Adam Quadroni, Whistleblower im Buendner Bauskandal, aufgenommen am Donnerstag, 10. Mai 2018, in Ramosch. (KEYSTONE/Gian Ehrenzeller)
Adam Quadroni, Whistleblower im Bündner Bauskandal.Bild: KEYSTONE

Wie dem kürzlich veröffentlichten Urteil zu entnehmen ist, handelt es sich beim Polizeibeamten um den damaligen Chef des Polizeipostens Scuol. Dieser war 2016 und 2017 in verschiedene Polizeieinsätze gegen den Whistleblower mehr oder weniger direkt involviert.
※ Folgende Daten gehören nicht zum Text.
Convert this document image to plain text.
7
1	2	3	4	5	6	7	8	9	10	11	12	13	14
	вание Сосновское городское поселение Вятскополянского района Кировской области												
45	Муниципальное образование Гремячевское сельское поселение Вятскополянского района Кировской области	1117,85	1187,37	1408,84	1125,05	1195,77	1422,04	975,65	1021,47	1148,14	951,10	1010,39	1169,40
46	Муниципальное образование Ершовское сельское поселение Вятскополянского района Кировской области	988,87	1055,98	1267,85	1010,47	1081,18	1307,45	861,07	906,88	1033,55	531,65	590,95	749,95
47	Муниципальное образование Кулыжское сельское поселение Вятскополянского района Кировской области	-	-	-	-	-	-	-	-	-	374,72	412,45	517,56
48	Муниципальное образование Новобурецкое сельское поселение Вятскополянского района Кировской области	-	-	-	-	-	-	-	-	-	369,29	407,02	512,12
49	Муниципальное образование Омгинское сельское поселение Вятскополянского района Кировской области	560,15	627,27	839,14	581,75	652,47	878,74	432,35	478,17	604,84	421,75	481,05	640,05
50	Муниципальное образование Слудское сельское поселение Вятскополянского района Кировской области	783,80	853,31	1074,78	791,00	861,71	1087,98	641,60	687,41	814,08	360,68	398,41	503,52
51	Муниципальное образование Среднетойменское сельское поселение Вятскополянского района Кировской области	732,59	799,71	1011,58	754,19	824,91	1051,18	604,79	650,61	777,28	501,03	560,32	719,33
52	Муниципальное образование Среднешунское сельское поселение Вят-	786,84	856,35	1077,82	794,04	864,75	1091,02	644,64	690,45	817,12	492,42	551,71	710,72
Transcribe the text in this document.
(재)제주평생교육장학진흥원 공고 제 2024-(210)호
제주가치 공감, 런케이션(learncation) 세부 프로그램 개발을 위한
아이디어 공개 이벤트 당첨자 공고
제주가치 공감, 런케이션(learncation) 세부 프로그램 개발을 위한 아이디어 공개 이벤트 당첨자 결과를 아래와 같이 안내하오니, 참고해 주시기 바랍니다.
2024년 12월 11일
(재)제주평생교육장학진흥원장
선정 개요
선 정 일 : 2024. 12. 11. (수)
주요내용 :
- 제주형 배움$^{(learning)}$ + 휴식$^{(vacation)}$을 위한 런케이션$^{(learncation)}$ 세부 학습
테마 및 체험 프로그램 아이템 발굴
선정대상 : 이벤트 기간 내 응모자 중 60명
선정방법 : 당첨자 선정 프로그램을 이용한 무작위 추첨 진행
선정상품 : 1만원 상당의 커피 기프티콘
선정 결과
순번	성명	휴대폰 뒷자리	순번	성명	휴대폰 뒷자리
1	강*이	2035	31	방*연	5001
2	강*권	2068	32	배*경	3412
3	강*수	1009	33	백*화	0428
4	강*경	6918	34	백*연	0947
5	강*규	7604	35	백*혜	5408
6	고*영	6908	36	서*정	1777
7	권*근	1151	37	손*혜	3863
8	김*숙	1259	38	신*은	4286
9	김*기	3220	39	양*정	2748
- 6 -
Es handelte sich insbesondere um die Verhaftung Quadronis am 15. Juni 2017, nachdem dieser das Baukartell hatte auffliegen lassen, und um dessen anschliessende fürsorgerische Unterbringung in einer Klinik. Zudem gab es Hausdurchsuchungen und einen Vorermittlungsrapport über Quadroni.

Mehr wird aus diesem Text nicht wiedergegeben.